USCIS also proposes to add new burdens on the all-purpose work-visa petition that employers must complete, the Form I-129, if the Office of Management and Budget approves revisions to the form and its instructions. (For comparison charts that note the respective changes, click here: form-changes chart and instruction-changes chart.) As you will see, a number of new, difficult and burdensome questions are asked about deemed-export licensing requirements (a complex substantive area of law distinct from immigration), J-1 history, third-party worksites and acknowledgment of potential site visits. Despite these new questions, USCIS's supporting statement does not expressly alert the Office of Management and Budget (OMB) that such significant changes are added.
These changes, despite USCIS's protestations to the contrary in its supporting statement, will significantly and adversely affect small businesses, because, as noted in past links cited above, they will deny working owners the chance to receive work visas and green cards. The changes, taken together with the new interpretations in the Memorandum, will also likely cause the Memorandum to meet the test for a "significant guidance document" requiring prior notice and an opportunity for public comment under the OMB's Bulletin for Agency Good Guidance Practices (GGP).
In relevant part, a good guidance document is "significant" if a policy memo that is disseminated to "regulated entities or the general public" involves an "interpretation of a statutory or regulatory issue" that "may reasonably be anticipated to:"

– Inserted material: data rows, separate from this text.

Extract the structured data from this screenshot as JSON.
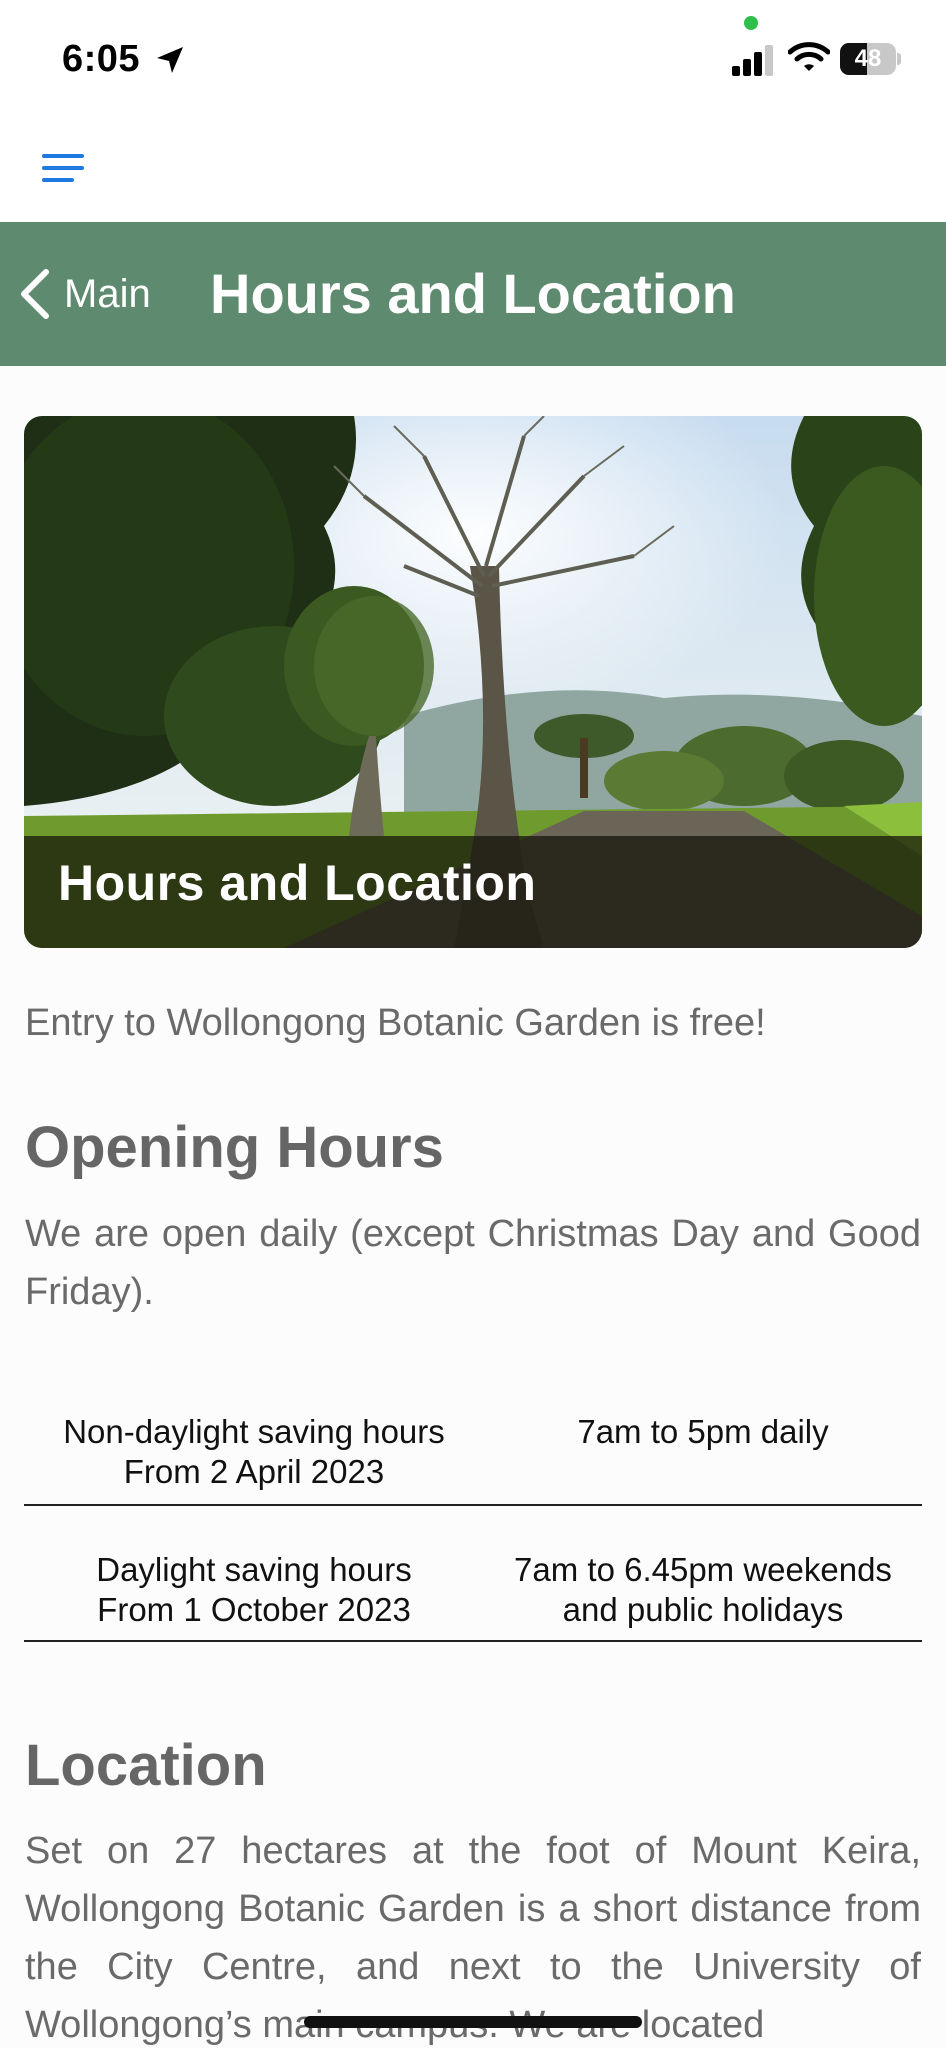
{
  "status_bar": {
    "time": "6:05",
    "battery_percent": "48",
    "battery_level": 0.48,
    "icons": [
      "location-arrow-icon",
      "camera-indicator-dot",
      "cellular-signal-icon",
      "wifi-icon",
      "battery-icon"
    ],
    "indicator_color": "#2fc04a"
  },
  "toolbar": {
    "menu_icon": "hamburger-menu-icon",
    "accent": "#1e7ae0"
  },
  "nav": {
    "back_label": "Main",
    "back_icon": "chevron-left-icon",
    "title": "Hours and Location",
    "header_color": "#5e8a6f"
  },
  "hero": {
    "caption": "Hours and Location"
  },
  "content": {
    "intro": "Entry to Wollongong Botanic Garden is free!",
    "opening_hours": {
      "heading": "Opening Hours",
      "text": "We are open daily (except Christmas Day and Good Friday)."
    },
    "hours_table": [
      {
        "label_line1": "Non-daylight saving hours",
        "label_line2": "From 2 April 2023",
        "hours_line1": "7am to 5pm daily",
        "hours_line2": ""
      },
      {
        "label_line1": "Daylight saving hours",
        "label_line2": "From 1 October 2023",
        "hours_line1": "7am to 6.45pm weekends",
        "hours_line2": "and public holidays"
      }
    ],
    "location": {
      "heading": "Location",
      "text": "Set on 27 hectares at the foot of Mount Keira, Wollongong Botanic Garden is a short distance from the City Centre, and next to the University of Wollongong’s main campus. We are located"
    }
  }
}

- Lead to an annual effect on the economy of $100 million or more or
- [A]dversely affect in a material way the economy, a sector of the economy, productivity, competition, [or] jobs, [or] . . .
- Raise novel legal or policy issues arising out of legal mandates . . .
All three bulleted tests for a "significant guidance document" under the GGP are satisfied by the Memorandum. As the USCIS supporting statement acknowledges, the costs alone of the changes to Form I-129 entail an effect on the economy of "$122,415,360" without regard to the costs involved in complying with the Memorandum's burdensome evidentiary demands. Moreover, the adverse material effect of the Memorandum on two job-creating sectors of the economy (the staffing industry and small-business entrepreneurial enterprises) is obvious. And undoubtedly, the Memorandum raises novel legal and policy issues arising out of the interpretation of the statutory and regulatory terms, "employ," "employed," "employer," "employee," and "employment" that are legal mandates for eligibility to receive employment-based petition approvals under the Immigration and Nationality Act.
USCIS need not have stirred up these previously peaceful waters by its unjustified reappraisal of the employer-employee relationship. The agency should now calm the waters by withdrawing the Memorandum. If changes are warranted, then USCIS should either propose a regulation and allow prior public notice and comment or at least satisfy the comparable requirements imposed on it by the OMB's good-guidance requirements. Good governance and the rule of law demand no less.